Answer ConsistencyThe degree to which a model gives the same answer to semantically equivalent questions phrased differently.

Paraphrase TestingEvaluating model behavior by testing multiple surface-form variations of semantically identical inputs.

BrittlenessThe property of a model that performs well on training-distribution phrasings but fails on slight variations.

Surface SensitivityWhen a model's output changes based on surface-level phrasing features rather than underlying semantic content.
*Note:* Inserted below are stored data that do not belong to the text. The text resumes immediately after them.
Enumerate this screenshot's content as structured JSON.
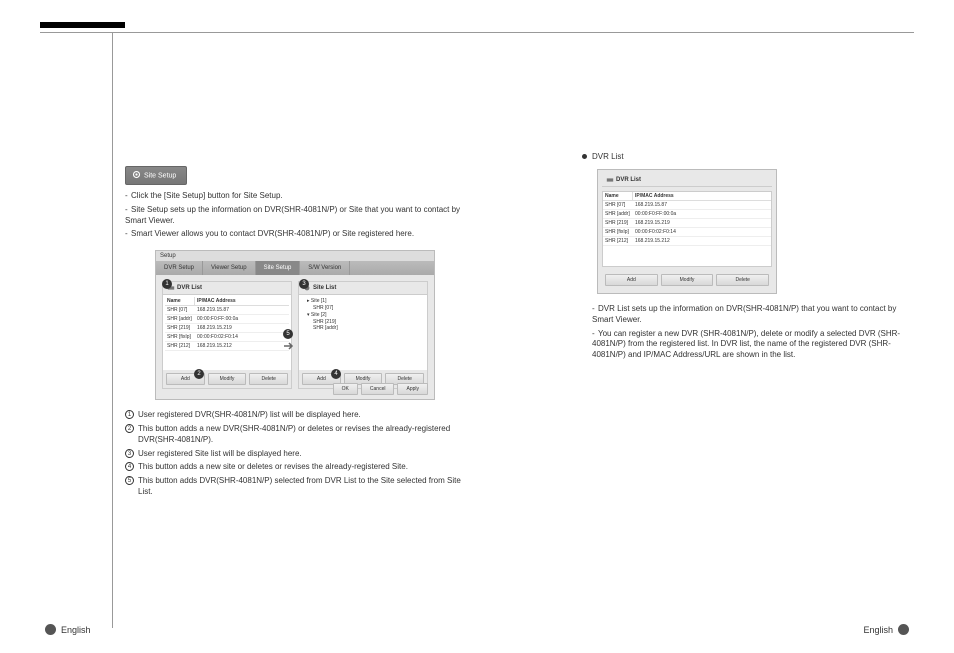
{
  "topbar": {},
  "siteSetupBtn": {
    "label": "Site Setup"
  },
  "leftIntro": [
    "Click the [Site Setup] button for Site Setup.",
    "Site Setup sets up the information on DVR(SHR-4081N/P) or Site that you want to contact by Smart Viewer.",
    "Smart Viewer allows you to contact DVR(SHR-4081N/P) or Site registered here."
  ],
  "screenshot": {
    "tabs": [
      "DVR Setup",
      "Viewer Setup",
      "Site Setup",
      "S/W Version"
    ],
    "activeTab": 2,
    "dvrList": {
      "title": "DVR List",
      "headers": [
        "Name",
        "IP/MAC Address"
      ],
      "rows": [
        [
          "SHR [07]",
          "168.219.15.87"
        ],
        [
          "SHR [addr]",
          "00:00:F0:FF:00:0a"
        ],
        [
          "SHR [219]",
          "168.219.15.219"
        ],
        [
          "SHR [fixIp]",
          "00:00:F0:02:F0:14"
        ],
        [
          "SHR [212]",
          "168.219.15.212"
        ]
      ],
      "buttons": [
        "Add",
        "Modify",
        "Delete"
      ]
    },
    "siteList": {
      "title": "Site List",
      "items": [
        {
          "label": "Site [1]",
          "children": [
            "SHR [07]"
          ]
        },
        {
          "label": "Site [2]",
          "children": [
            "SHR [219]",
            "SHR [addr]"
          ]
        }
      ],
      "buttons": [
        "Add",
        "Modify",
        "Delete"
      ]
    },
    "bottomButtons": [
      "OK",
      "Cancel",
      "Apply"
    ]
  },
  "numbered": [
    "User registered DVR(SHR-4081N/P) list will be displayed here.",
    "This button adds a new DVR(SHR-4081N/P) or deletes or revises the already-registered DVR(SHR-4081N/P).",
    "User registered Site list will be displayed here.",
    "This button adds a new site or deletes or revises the already-registered Site.",
    "This button adds DVR(SHR-4081N/P) selected from DVR List to the Site selected from Site List."
  ],
  "right": {
    "heading": "DVR List",
    "dvrList": {
      "title": "DVR List",
      "headers": [
        "Name",
        "IP/MAC Address"
      ],
      "rows": [
        [
          "SHR [07]",
          "168.219.15.87"
        ],
        [
          "SHR [addr]",
          "00:00:F0:FF:00:0a"
        ],
        [
          "SHR [219]",
          "168.219.15.219"
        ],
        [
          "SHR [fixIp]",
          "00:00:F0:02:F0:14"
        ],
        [
          "SHR [212]",
          "168.219.15.212"
        ]
      ],
      "buttons": [
        "Add",
        "Modify",
        "Delete"
      ]
    },
    "paras": [
      "DVR List sets up the information on DVR(SHR-4081N/P) that you want to contact by Smart Viewer.",
      "You can register a new DVR (SHR-4081N/P), delete or modify a selected DVR (SHR-4081N/P) from the registered list. In DVR list, the name of the registered DVR (SHR-4081N/P) and IP/MAC Address/URL are shown in the list."
    ]
  },
  "footer": {
    "label": "English"
  }
}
Original Abstract (Expand)

Large Language Models (LLMs) increasingly serve as autonomous reasoning agents in decision support, scientific problem-solving, and multi-agent coordination systems. However, deploying LLM agents in consequential applications requires assurance that their reasoning remains stable under semantically equivalent input variations, a property we term semantic invariance.Standard benchmark evaluations, which assess accuracy on fixed, canonical problem formulations, fail to capture this critical reliability dimension. To address this shortcoming, in this paper we present a metamorphic testing framework for systematically assessing the robustness of LLM reasoning agents, applying eight semantic-preserving transformations (identity, paraphrase, fact reordering, expansion, contraction, academic context, business context, and contrastive formulation) across seven foundation models spanning four distinct architectural families: Hermes (70B, 405B), Qwen3 (30B-A3B, 235B-A22B), DeepSeek-R1, and gpt-oss (20B, 120B). Our evaluation encompasses 19 multi-step reasoning problems across eight scientific domains. The results reveal that model scale does not predict robustness: the smaller Qwen3-30B-A3B achieves the highest stability (79.6% invariant responses, semantic similarity 0.91), while larger models exhibit greater fragility.